For me, I am trying to embrace learning and the journey more and focus less on outcomes and relative success but it’s easier said than done.
And as someone who is fundamentally ambitious and still wants to make a large positive impact on the world, how do I reconcile that?
This is a lot of half-baked thoughts but to sum it up: I hear and see you. And your words and journey resonate a lot.
I've had this open on my browser for a bit, thinking about how to react to it.
I don't know if you need to hear this, but you are right where you need to be. I understand the desire to compare oneself to others. But I don't know if anything good has come from it.
If you want to spin on your head, go spin on your head. If you want to get married, go get married.

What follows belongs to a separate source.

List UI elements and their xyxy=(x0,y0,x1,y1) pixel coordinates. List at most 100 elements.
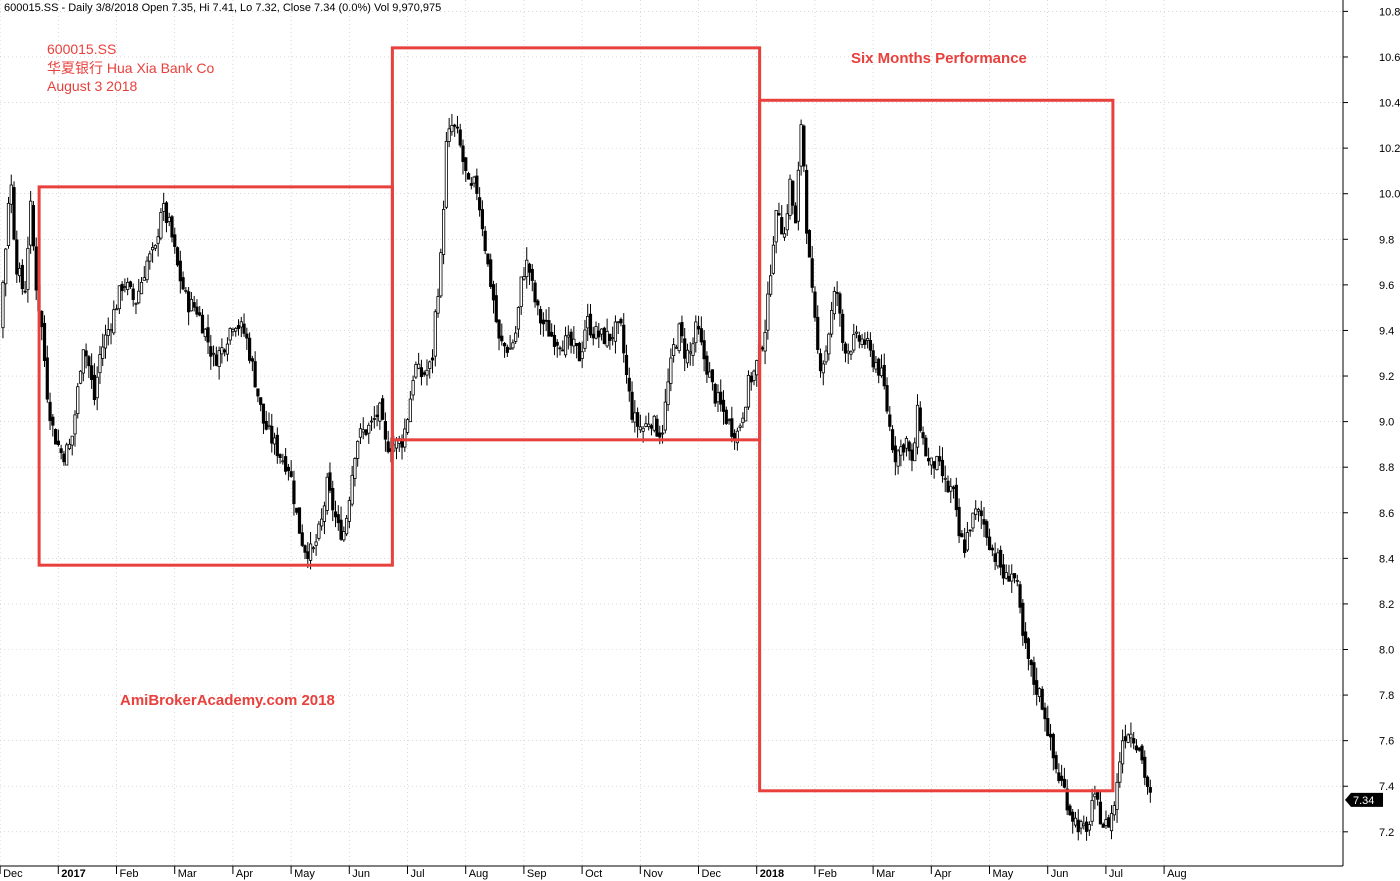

We chase our curiosity as life unfolds in front of us.
I got married at 35, and am 39 now getting ready to introduce a baby boy to the world. Definitely later than my parents, and if we're talking peer cohorts, on the later side of that too. I take the good (wealthier, less financial stress) with the bad (I'm going to physically slow down as they hit peak childhood).
Just keep going, even if it means you find your curiosity take you elsewhere.